Be careful when using FLUSH TABLES WITH READ LOCK (aka FTWRL). I have written about potential problems that may occur when using FTWRL. Anyone who runs ibbackup or xtrabackup on a server that writes a binlog needs FTWRL to run as fast as possible with as few problems as possible, but that is not always the case. In its current form, you must monitor FTWRL and either kill it or long-running queries when FTWRL takes too long.
MySQL does three things when processing FTWRL. First it sets the global read lock. Then it closes open tables. Finally it sets a flag to block commits. You will have problems in production when FTWRL doesn’t return quickly. It doesn’t return quickly when there are long running queries as it waits for the current queries to finish. The problem is that insert, update, delete and replace statements are blocked after the first step. When FTWRL lingers in the second step (close open tables), then your server will stop accepting writes. An additional problem is that for deployments with many open tables, it is a lot of work to close and then re-open them. I need to confirm whether re-open is done serially because a mutex is held and whether InnoDB re-samples all indexes on all reopened tables to get optimizer statistics.
I blame MyISAM for the current problems. As I am not a MyISAM expert, this is an educated guess and I welcome your feedback. The problem with FTWRL is FT (flush tables) and MyISAM is the reason that tables must be flushed. The –delay-key-write option and possibly other features in MyISAM allow open tables to buffer committed changes.
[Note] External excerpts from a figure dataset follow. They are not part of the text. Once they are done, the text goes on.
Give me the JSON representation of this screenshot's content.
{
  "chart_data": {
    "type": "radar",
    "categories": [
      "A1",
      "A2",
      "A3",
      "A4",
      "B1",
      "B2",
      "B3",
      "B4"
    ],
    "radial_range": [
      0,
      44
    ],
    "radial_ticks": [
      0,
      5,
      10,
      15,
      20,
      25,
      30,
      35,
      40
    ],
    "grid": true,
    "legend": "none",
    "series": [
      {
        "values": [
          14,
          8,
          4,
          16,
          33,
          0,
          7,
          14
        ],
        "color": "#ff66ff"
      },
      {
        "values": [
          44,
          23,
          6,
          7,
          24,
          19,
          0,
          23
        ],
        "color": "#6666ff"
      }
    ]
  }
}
The buffered changes are written to MyISAM data files when the open table is closed.
INSERT DELAYED might also cause problems, but anybody who needs a hot backup shouldn’t be using that option.
I think we can make this better and my solution is DFTBGRL (don’t flush tables but get read lock). Maybe it needs a better name. DFTBGRL skips the second step of FTWRL — it sets the global read lock and then it sets a flag to block commits. This should be much safer to use in production.